Another interesting thing is Titan’s attitude toward time. After the hangar episode, which shredded the prop and damaged the right wing, I was told repairs would take a month. Actually it took 6 months. My gearbox has now been in Ohio for 3 ½ months with their ex-master machinist for what was described as a 10 hour job. The original time estimate given for the engine upgrade was 4-6 months. Actually it took 20 months before it's first flight.
A third interesting thing is the lack of communication that occurs between company and customer. At the end of the 12 months or so they spent trying to diagnose an engine misfire, the engine threw a rod. The cause of the misfire and eventual thrown rod, not surprisingly, was found to be an error by a Titan employee. In installing the gearbox on the engine an error was made which caused the crank to be pressed against the thrust washer, eventually causing the catastrophic failure. What was I, the customer, told about this?
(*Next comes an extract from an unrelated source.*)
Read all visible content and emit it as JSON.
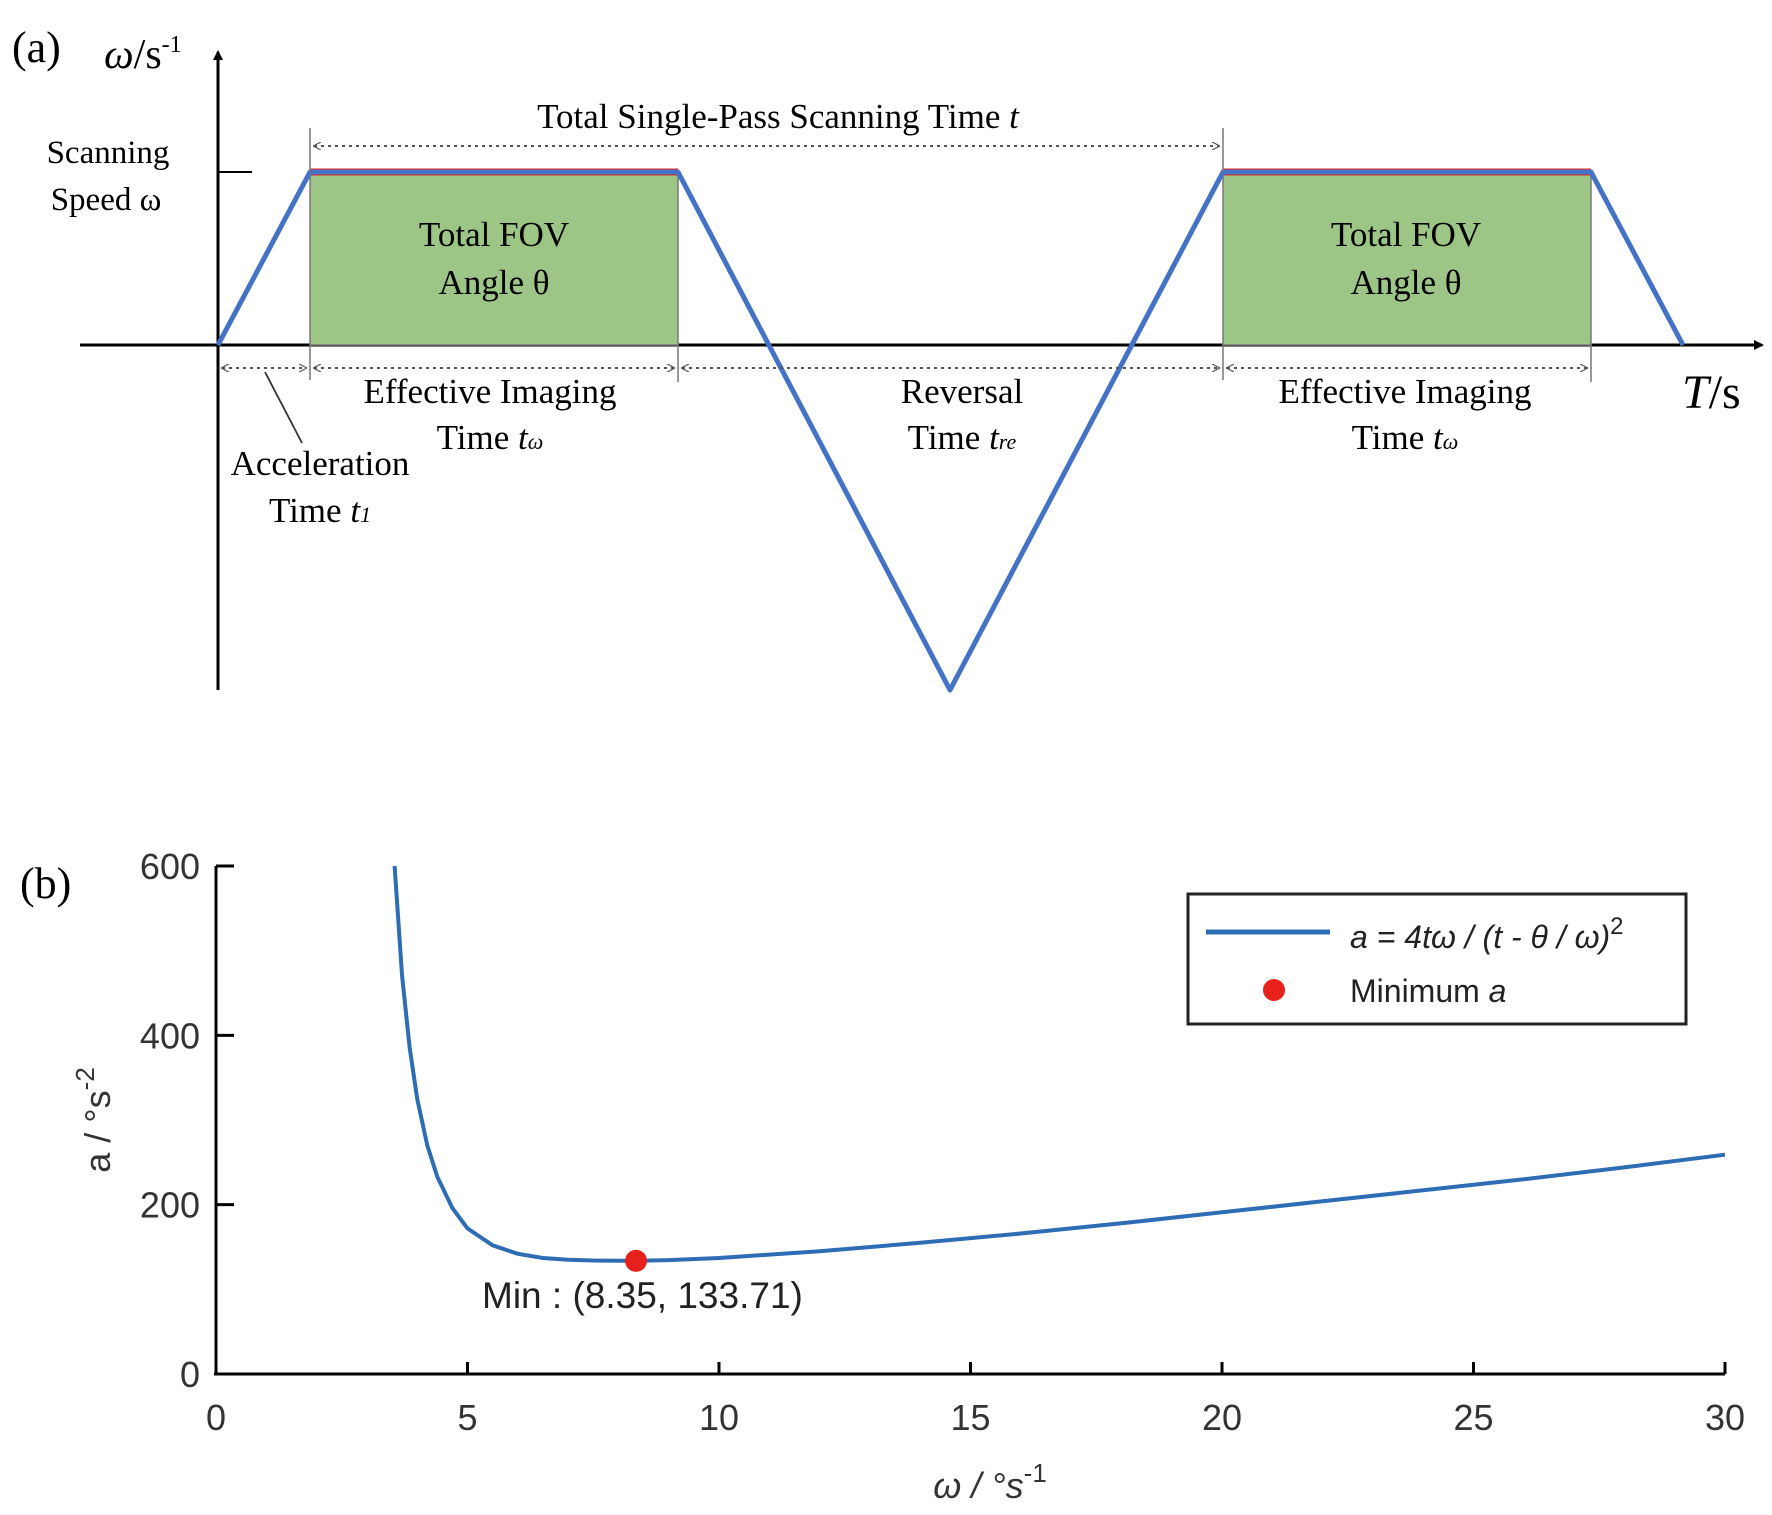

Just that they had decided to replace the engine, like they were doing me a favor. I only learned the truth because I happened to speak with an ex-employee who took the engine apart after the event. There is nothing written in the log book about any of these events, by the way- not about what was done for the upgrade exactly, no serial numbers of any of the parts installed, no documentation of the actual hours flown.
According to one person on the Titan forum I am just a whiner who “needs to grow a pair,” and it might be that aircraft ownership in general is like this, so others will feel the same. If so, so be it. But I think that after waiting a year and a half and investing $170K, some people would feel the airplane suffering a major mechanical failure 30 minutes after arriving at their home airport would be a “last straw” event and they would “sell the **** thing.” I’m hanging in there because the plane is way cool and there are no good alternatives, so maybe I deserve a little credit.